The expected sequence of mastery is: trying to get to the end, trying to get a high score, trying to get a high streak score. Note that of course I don't expect all players to be interested in this - I'm perfectly happy if someone stops at an earlier tier. If you just get to the end and are satisfied with that that's completely fine, but if anyone wants to keep on playing then there's a greater challenge to measure themselves against.

When putting a score in a game, don't just say "try to get the biggest number" and be done with it. Consider whether it's a score that makes sense to compare against other people, or if it's (like Zaga-33's) better just as a measure of personal progress. Consider the context around the score, how different goals across the sequence of repeated plays can shape how players approach each individual play. And when you find the most interesting goal to aim for, consider how to present it to players. Show people a number and someone will care about it and try to make it bigger. Be open to players inventing their own approaches, a game can accommodate different styles of play driven by different goals.


  1. Ooh, cumulative streak score sounds nice. I'm glad you're not measuring *all* scores, as that discourages casual play or even just letting a friend have a go.

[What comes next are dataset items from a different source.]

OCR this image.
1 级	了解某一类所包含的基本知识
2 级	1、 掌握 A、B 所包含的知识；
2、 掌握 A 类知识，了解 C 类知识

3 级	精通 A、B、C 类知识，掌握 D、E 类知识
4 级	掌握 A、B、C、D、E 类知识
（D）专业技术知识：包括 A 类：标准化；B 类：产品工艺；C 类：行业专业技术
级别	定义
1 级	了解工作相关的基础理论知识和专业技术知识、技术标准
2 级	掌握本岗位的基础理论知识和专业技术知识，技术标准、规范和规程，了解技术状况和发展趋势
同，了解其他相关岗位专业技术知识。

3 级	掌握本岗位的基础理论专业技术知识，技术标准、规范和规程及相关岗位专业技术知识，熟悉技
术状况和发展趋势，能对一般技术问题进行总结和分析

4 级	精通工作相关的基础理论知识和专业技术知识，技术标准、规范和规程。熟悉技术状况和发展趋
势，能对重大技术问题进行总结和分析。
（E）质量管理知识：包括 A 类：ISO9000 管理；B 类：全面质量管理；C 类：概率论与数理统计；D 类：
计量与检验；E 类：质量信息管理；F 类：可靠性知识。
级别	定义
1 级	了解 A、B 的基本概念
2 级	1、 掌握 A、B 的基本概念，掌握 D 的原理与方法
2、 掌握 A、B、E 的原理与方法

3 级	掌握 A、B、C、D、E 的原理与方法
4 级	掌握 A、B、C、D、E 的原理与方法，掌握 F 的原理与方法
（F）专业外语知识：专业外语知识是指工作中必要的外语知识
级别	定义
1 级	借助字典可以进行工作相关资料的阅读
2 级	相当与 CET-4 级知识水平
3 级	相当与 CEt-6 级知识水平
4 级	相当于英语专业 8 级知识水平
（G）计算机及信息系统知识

    I have only two victories in 868 - one was my second or third game, the other my last one. If someone got a higher score then I'd likely play again, but I don't have a huge incentive otherwise. Kinda sad I guess, since I do enjoy just playing the game, but I suppose I burned myself out on it a bit using very scummy and boring tactics to get absolute highest score. The steadier pace of trying for careful but maximised streaks would be far more enjoyable.

  2. Nice thoughts, thanks.

    Another interesting thing about winning streaks in roguelikes is they can act as proof that a game is 'easy enough', even if it might seem very difficult indeed.

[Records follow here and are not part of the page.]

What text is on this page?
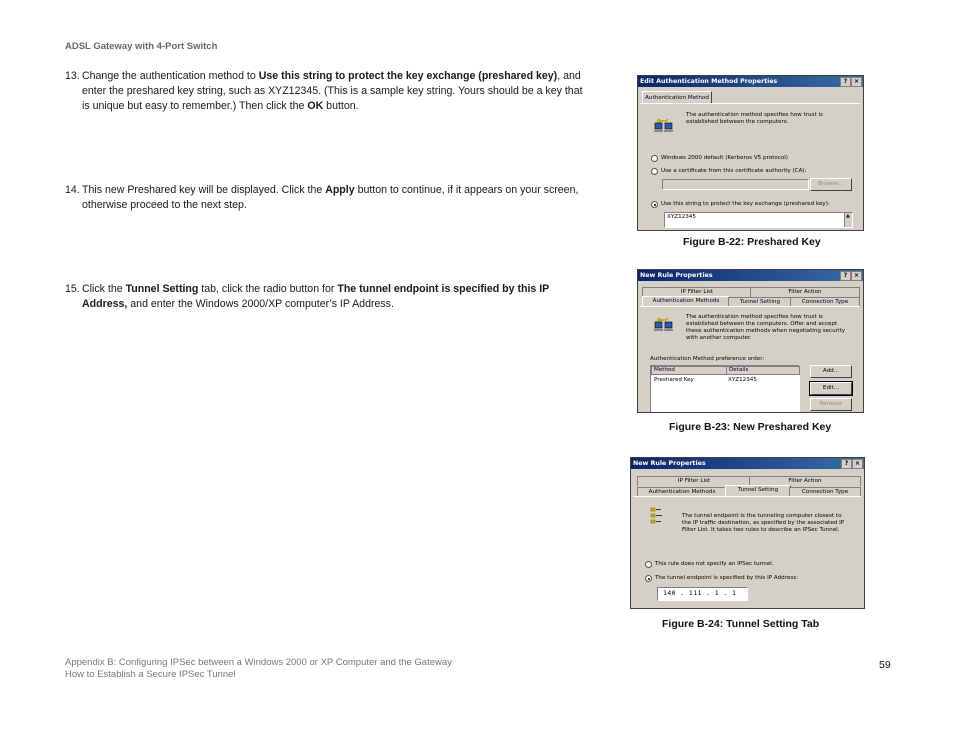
ADSL Gateway with 4-Port Switch
13. Change the authentication method to Use this string to protect the key exchange (preshared key), and enter the preshared key string, such as XYZ12345. (This is a sample key string. Yours should be a key that is unique but easy to remember.) Then click the OK button.
14. This new Preshared key will be displayed. Click the Apply button to continue, if it appears on your screen, otherwise proceed to the next step.
15. Click the Tunnel Setting tab, click the radio button for The tunnel endpoint is specified by this IP Address, and enter the Windows 2000/XP computer’s IP Address.
Edit Authentication Method Properties	?	×
Authentication Method
The authentication method specifies how trust is established between the computers.
Windows 2000 default (Kerberos V5 protocol)
Use a certificate from this certificate authority (CA):
Browse...
Use this string to protect the key exchange (preshared key):
XYZ12345	▲
Figure B-22: Preshared Key
New Rule Properties	?	×
IP Filter List	Filter Action
Authentication Methods	Tunnel Setting	Connection Type
The authentication method specifies how trust is established between the computers. Offer and accept these authentication methods when negotiating security with another computer.
Authentication Method preference order:
Method	Details
Preshared Key	XYZ12345
Add...
Edit...
Remove
Figure B-23: New Preshared Key
New Rule Properties	?	×
IP Filter List	Filter Action
Authentication Methods	Tunnel Setting	Connection Type
The tunnel endpoint is the tunneling computer closest to the IP traffic destination, as specified by the associated IP Filter List. It takes two rules to describe an IPSec Tunnel.
This rule does not specify an IPSec tunnel.
The tunnel endpoint is specified by this IP Address:
140 . 111 . 1 . 1
Figure B-24: Tunnel Setting Tab
Appendix B: Configuring IPSec between a Windows 2000 or XP Computer and the Gateway
How to Establish a Secure IPSec Tunnel
59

    It was mrivan's 23 win streak in Nethack that gave me the inspiration required to change my play-style and ascend that game for the first time.

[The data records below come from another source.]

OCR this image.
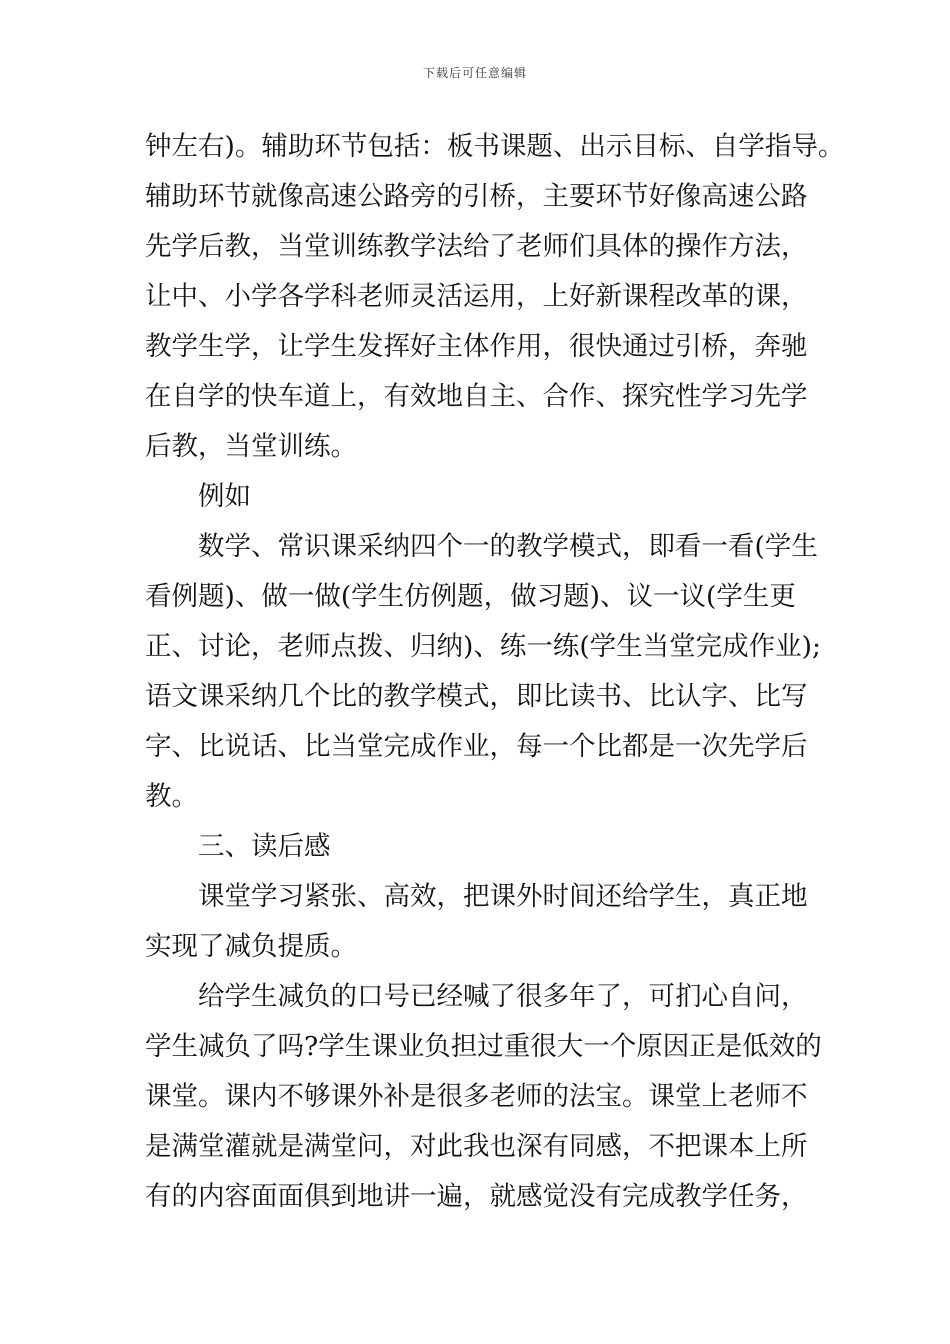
下载后可任意编辑
钟左右)。辅助环节包括：板书课题、出示目标、自学指导。
辅助环节就像高速公路旁的引桥，主要环节好像高速公路
先学后教，当堂训练教学法给了老师们具体的操作方法，
让中、小学各学科老师灵活运用，上好新课程改革的课，
教学生学，让学生发挥好主体作用，很快通过引桥，奔驰
在自学的快车道上，有效地自主、合作、探究性学习先学
后教，当堂训练。
例如
数学、常识课采纳四个一的教学模式，即看一看(学生
看例题)、做一做(学生仿例题，做习题)、议一议(学生更
正、讨论，老师点拨、归纳)、练一练(学生当堂完成作业);
语文课采纳几个比的教学模式，即比读书、比认字、比写
字、比说话、比当堂完成作业，每一个比都是一次先学后
教。
三、读后感
课堂学习紧张、高效，把课外时间还给学生，真正地
实现了减负提质。
给学生减负的口号已经喊了很多年了，可扪心自问，
学生减负了吗?学生课业负担过重很大一个原因正是低效的
课堂。课内不够课外补是很多老师的法宝。课堂上老师不
是满堂灌就是满堂问，对此我也深有同感，不把课本上所
有的内容面面俱到地讲一遍，就感觉没有完成教学任务，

  3. I'm glad I'm not obsessive about high scores because going for streaks sounds like it would explode my heart. That said, very interesting post and definitely food for thought.

  4. Another thing to consider in multiplayer competitive games is how scoring affects play styles, especially in tournament play. At the first PAX where I showed SpyParty, we did a little tournament on the last day, and we assigned points to Spy missions, thinking we needed to give some score to a Spy who accomplished some stuff before running out of time. Well, this completely warped the way people played the game, they'd leave the AI in control and run the clock down and then pop out and do a single mission right at the end, and stuff like that. I realized that simple win/loss was much more true to the aesthetics and design goals of the game, especially if I'd spent a ton of time balancing for win/lose, so tournaments since then have simply been best n of m games, no score at all.

  5. Yeah, there's a sense in which getting these incentives right matters way more for multiplayer games. In 1p if you can gain an advantage by grinding (or otherwise playing in a tedious way) you're only wasting your own time. In MP all incentives are amplified by the desire to beat your opponent(s), players are less likely to avoid "un-fun" strategies if they think they can get ahead with them, and it wastes everyone's time.

    Worse, this applies as long as players *believe* something is to their advantage, whether or not it actually is.